"Cosmos Gaudí, Architecture, Geometry and Design" is at Shanghai's Museum of Contemporary Art until October 15th. According to MOCA's website, this "is the largest and most comprehensive exhibition of Gaudi's work to come to China and the first to fully capture the artistic vitality of both his architecture and interior design."
Features include archititectural studies of Gaudí's sinuous Modernist designs, building models, and a Spanish-language documentary of his work.
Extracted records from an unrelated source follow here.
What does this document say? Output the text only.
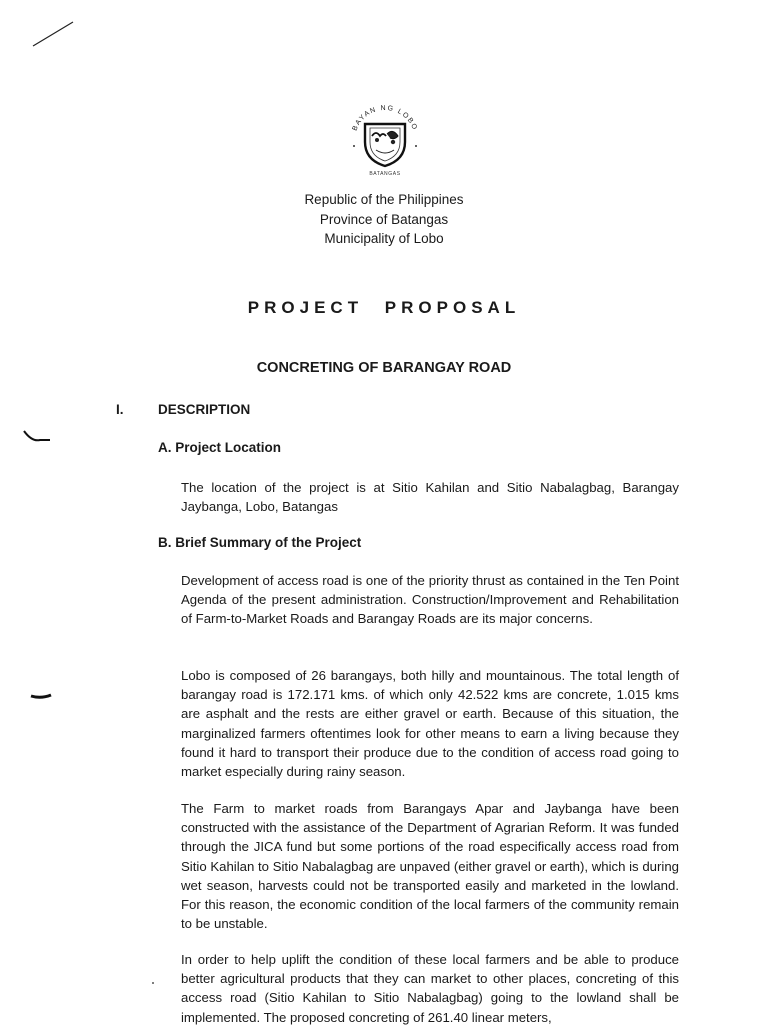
BAYAN NG LOBO
BATANGAS
Republic of the Philippines
Province of Batangas
Municipality of Lobo
PROJECT PROPOSAL
CONCRETING OF BARANGAY ROAD
I.	DESCRIPTION
A. Project Location

The location of the project is at Sitio Kahilan and Sitio Nabalagbag, Barangay Jaybanga, Lobo, Batangas

B. Brief Summary of the Project

Development of access road is one of the priority thrust as contained in the Ten Point Agenda of the present administration. Construction/Improvement and Rehabilitation of Farm-to-Market Roads and Barangay Roads are its major concerns.

Lobo is composed of 26 barangays, both hilly and mountainous. The total length of barangay road is 172.171 kms. of which only 42.522 kms are concrete, 1.015 kms are asphalt and the rests are either gravel or earth. Because of this situation, the marginalized farmers oftentimes look for other means to earn a living because they found it hard to transport their produce due to the condition of access road going to market especially during rainy season.

The Farm to market roads from Barangays Apar and Jaybanga have been constructed with the assistance of the Department of Agrarian Reform. It was funded through the JICA fund but some portions of the road especifically access road from Sitio Kahilan to Sitio Nabalagbag are unpaved (either gravel or earth), which is during wet season, harvests could not be transported easily and marketed in the lowland. For this reason, the economic condition of the local farmers of the community remain to be unstable.

In order to help uplift the condition of these local farmers and be able to produce better agricultural products that they can market to other places, concreting of this access road (Sitio Kahilan to Sitio Nabalagbag) going to the lowland shall be implemented. The proposed concreting of 261.40 linear meters,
China's fascination with contemporary art, design, and architecture is just beginning, and will only grow in the coming years. (Hint to universities: now's the time to step up your design programs!)
MOCA Shanghai
People's Park, 231 Nanjing West Road, Shanghai
Tel: +86 21 63279900
mocashanghai.org
The Internet allows computer users to remotely access other computers and information domain registration stores easily, wherever they may be across the world. They may do this with or without the use of security, authentication and encryption technologies, depending on the requirements. This is encouraging new ways of working from home, collaboration and information sharing in many industries. An accountant sitting at home can audit the books of a company based in another country dedicated servers, on a server situated in a third country that is remotely maintained by IT specialists in a fourth. These accounts could have been created by home-working bookkeepers, in other remote locations, based on information e-mailed to them from offices all over the world. Some of these things were possible before the widespread use of the Internet, but the cost of private leased lines would have made many of them infeasible in practice. An office worker away from their desk, perhaps on the other side of the world wireless internet providers on a business trip or a holiday, can open a remote desktop session into his normal office PC using a secure Virtual Private Network (VPN) connection via the Internet. This gives the worker complete access to all of his or her normal files and data, including e-mail and other applications, while away from the office. This concept is also referred to by some network security people as the Virtual Private Nightmare, because it extends the web designer secure perimeter of a corporate network into its employees' homes.